The papers ending the suit were filed in the U.S. District Court for the District of Columbia, ending American Meat Institute et al. v. U.S. Department of Agriculture et al., originally filed in July, 2013.
After several back-and-forth jabs in the courtroom, including a requested injunction against the rule, a court of appeals ultimately denied rehearing of the suit in October, 2014. The meat groups had said COOL violates the constitution by mandating speech without a public interest.
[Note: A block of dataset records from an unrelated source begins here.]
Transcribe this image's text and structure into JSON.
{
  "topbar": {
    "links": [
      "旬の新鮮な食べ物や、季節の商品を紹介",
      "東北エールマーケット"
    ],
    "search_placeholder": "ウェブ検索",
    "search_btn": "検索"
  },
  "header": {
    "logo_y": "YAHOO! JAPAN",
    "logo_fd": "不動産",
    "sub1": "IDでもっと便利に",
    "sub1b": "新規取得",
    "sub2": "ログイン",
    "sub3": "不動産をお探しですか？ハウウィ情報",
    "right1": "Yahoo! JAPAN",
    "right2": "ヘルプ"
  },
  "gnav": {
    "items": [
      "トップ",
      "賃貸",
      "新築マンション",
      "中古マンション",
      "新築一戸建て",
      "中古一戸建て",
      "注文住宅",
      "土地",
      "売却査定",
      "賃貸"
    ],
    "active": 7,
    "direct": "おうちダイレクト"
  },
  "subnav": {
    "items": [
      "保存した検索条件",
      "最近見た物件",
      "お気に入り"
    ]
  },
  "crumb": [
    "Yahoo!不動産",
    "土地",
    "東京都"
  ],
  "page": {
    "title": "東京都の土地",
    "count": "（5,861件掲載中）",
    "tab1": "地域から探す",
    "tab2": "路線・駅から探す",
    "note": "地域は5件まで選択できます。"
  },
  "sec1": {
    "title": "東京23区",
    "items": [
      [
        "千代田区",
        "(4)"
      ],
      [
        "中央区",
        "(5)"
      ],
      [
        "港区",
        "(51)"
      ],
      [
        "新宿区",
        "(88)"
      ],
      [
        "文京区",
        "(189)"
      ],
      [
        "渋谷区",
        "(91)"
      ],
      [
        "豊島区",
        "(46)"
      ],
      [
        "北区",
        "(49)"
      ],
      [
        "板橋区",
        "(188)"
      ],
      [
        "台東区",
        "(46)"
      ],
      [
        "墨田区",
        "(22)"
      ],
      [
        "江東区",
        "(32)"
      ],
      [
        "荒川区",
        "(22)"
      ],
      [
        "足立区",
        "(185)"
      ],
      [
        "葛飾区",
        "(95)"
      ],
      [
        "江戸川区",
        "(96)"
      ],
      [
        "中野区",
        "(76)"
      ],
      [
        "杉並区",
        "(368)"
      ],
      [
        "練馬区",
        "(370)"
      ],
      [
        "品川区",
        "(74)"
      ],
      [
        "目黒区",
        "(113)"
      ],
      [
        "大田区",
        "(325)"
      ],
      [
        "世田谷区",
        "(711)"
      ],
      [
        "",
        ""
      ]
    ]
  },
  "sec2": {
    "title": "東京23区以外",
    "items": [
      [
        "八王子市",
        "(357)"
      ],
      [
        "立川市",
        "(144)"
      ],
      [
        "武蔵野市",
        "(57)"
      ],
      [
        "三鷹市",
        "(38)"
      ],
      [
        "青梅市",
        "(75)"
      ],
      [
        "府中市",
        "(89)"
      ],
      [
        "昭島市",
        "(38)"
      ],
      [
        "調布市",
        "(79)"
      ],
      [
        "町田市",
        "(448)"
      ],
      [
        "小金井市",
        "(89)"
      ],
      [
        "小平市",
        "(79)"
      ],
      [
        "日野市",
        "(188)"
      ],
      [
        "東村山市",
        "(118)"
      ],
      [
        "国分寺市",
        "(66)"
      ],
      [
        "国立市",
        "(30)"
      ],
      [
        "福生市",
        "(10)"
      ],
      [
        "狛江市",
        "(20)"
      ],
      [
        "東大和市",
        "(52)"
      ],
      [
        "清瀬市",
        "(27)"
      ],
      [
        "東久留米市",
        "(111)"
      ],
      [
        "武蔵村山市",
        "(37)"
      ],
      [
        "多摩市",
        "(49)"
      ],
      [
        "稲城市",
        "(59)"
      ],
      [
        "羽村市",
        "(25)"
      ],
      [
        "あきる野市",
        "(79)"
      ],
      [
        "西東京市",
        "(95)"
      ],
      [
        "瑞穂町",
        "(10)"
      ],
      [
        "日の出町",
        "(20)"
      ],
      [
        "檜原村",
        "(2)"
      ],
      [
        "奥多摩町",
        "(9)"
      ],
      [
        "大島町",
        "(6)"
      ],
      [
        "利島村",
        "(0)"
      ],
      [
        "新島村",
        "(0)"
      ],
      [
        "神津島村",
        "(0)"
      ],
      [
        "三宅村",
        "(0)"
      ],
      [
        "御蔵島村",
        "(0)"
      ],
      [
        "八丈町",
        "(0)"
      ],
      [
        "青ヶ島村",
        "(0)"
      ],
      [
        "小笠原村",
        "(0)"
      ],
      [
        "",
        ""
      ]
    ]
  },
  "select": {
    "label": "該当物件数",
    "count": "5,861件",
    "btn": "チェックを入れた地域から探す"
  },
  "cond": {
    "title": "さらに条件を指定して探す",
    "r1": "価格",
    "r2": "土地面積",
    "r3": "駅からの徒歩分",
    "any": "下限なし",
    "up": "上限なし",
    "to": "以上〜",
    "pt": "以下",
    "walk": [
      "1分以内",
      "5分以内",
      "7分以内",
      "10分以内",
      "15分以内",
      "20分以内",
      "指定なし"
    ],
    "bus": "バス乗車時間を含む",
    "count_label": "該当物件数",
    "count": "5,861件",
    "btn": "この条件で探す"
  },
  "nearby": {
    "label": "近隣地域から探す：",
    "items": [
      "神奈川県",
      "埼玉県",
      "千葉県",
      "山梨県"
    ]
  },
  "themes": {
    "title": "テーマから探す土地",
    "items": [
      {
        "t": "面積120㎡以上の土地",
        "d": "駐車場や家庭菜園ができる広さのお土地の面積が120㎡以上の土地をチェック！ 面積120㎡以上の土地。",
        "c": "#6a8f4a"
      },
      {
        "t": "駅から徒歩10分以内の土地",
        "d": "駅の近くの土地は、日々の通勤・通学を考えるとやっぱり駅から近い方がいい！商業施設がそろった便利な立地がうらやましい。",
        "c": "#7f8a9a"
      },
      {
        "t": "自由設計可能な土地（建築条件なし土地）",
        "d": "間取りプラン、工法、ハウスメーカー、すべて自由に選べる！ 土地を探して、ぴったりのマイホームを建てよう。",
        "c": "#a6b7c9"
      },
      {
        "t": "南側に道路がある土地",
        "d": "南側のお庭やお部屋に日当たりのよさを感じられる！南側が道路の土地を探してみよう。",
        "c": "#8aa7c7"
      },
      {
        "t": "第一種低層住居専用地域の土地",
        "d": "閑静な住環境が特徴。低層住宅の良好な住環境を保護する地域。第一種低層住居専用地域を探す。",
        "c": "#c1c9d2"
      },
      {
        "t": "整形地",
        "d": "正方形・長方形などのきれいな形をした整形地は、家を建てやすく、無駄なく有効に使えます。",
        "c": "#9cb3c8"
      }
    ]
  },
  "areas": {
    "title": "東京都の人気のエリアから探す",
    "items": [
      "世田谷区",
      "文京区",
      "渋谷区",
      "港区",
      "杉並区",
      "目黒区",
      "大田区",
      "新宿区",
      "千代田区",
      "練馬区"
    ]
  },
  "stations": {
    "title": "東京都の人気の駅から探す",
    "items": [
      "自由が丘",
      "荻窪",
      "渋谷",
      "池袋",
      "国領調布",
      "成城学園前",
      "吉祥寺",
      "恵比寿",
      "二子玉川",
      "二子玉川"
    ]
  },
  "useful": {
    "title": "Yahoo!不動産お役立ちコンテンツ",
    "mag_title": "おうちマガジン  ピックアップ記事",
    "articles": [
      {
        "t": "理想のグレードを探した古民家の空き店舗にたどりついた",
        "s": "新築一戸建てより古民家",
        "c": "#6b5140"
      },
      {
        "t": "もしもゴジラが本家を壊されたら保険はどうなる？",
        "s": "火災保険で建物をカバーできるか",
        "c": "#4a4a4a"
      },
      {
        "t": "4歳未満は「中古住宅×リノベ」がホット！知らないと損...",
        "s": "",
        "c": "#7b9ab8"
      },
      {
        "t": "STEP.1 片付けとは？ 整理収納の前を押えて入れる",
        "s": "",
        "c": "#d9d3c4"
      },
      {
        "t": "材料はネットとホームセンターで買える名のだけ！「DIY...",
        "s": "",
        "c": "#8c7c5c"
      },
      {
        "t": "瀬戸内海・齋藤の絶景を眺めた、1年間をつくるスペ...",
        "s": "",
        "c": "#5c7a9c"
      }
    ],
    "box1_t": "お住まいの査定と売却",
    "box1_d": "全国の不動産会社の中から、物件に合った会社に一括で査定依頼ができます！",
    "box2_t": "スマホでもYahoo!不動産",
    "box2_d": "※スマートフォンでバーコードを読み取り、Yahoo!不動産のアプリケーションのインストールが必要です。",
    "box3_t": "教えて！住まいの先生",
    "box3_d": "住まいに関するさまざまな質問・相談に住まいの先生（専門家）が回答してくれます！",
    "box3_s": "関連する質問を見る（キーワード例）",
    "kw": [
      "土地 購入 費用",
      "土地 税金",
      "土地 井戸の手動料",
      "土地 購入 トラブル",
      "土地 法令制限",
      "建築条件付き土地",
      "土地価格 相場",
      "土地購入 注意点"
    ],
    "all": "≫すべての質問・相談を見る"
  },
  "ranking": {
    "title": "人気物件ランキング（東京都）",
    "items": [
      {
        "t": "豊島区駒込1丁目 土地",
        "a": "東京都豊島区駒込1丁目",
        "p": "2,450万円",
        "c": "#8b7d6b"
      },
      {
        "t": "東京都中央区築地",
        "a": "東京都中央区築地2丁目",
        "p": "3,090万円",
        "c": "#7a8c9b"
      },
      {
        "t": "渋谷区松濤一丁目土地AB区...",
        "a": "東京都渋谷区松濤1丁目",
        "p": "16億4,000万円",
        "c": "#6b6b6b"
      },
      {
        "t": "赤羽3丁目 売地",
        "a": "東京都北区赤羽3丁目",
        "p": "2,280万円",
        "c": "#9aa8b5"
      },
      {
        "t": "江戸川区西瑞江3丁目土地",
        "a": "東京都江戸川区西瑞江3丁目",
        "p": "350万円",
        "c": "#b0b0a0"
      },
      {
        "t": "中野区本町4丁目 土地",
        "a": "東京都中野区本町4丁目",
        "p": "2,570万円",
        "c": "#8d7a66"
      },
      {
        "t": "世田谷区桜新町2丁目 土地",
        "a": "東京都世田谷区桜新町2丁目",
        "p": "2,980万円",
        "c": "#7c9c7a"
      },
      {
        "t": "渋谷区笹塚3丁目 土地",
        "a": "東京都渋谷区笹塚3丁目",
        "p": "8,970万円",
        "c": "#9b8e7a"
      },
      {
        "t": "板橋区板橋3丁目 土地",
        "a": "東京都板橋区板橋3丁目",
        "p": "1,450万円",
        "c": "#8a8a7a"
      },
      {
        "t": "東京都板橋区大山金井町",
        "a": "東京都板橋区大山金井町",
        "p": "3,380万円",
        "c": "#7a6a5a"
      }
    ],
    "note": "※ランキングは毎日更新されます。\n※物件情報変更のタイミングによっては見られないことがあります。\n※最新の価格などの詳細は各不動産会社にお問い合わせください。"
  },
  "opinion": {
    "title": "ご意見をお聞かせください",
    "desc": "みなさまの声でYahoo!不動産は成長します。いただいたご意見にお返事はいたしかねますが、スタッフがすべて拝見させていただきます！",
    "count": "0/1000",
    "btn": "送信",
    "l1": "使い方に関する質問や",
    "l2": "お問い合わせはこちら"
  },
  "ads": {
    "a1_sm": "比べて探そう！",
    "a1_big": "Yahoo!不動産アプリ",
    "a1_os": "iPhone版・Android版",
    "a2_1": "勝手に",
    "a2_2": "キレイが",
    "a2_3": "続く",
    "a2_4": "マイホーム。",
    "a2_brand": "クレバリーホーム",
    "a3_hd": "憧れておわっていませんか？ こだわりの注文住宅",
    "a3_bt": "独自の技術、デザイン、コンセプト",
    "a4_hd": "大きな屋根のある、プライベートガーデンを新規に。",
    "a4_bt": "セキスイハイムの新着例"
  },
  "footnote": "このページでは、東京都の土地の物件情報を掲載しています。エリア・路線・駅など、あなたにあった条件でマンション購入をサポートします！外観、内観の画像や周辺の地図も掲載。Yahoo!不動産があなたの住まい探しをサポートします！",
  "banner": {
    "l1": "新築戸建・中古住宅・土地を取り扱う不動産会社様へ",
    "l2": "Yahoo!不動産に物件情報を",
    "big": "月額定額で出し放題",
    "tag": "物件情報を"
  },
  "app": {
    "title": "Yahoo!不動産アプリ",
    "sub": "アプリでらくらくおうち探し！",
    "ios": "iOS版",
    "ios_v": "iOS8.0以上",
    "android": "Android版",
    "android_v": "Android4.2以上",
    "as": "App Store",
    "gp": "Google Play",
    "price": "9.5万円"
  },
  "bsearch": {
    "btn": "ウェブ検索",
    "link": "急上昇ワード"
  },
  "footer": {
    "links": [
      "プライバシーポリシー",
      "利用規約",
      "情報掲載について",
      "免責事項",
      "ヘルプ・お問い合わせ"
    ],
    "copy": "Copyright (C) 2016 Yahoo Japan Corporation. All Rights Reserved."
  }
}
They also argued the policy creates unnecessary and costly burdens for producers and packers.
Proponents of COOL, however, say it provides additional information with which consumers may use to inform buying decisions.
"This is a clear and indisputable win for American consumers and producers, and it's a huge relief to know that common-sense labeling laws, like COOL, can prevail in court despite the deep pockets of the multinationals," National Farmers Union President Roger Johnson said. NFU and others were intervenors in the case.
The World Trade Organization dispute on the rule continues. Last week, Canadian Minister of Agriculture and Agri-Food Gerry Ritz, along with members of the Canadian Cattlemen's Association, the Canadian Pork Council and the Canadian Meat Council visited Capitol Hill to discuss the rule.
Canada is in opposition to the rule, arguing that it creates a technical barrier to trade that is in violation of WTO rules.
NFU's Johnson disputed Canadian concerns on the rule, pointing to a study released in January that suggested COOL didn't contribute to lower live cattle imports to U.S. from Canada and Mexico.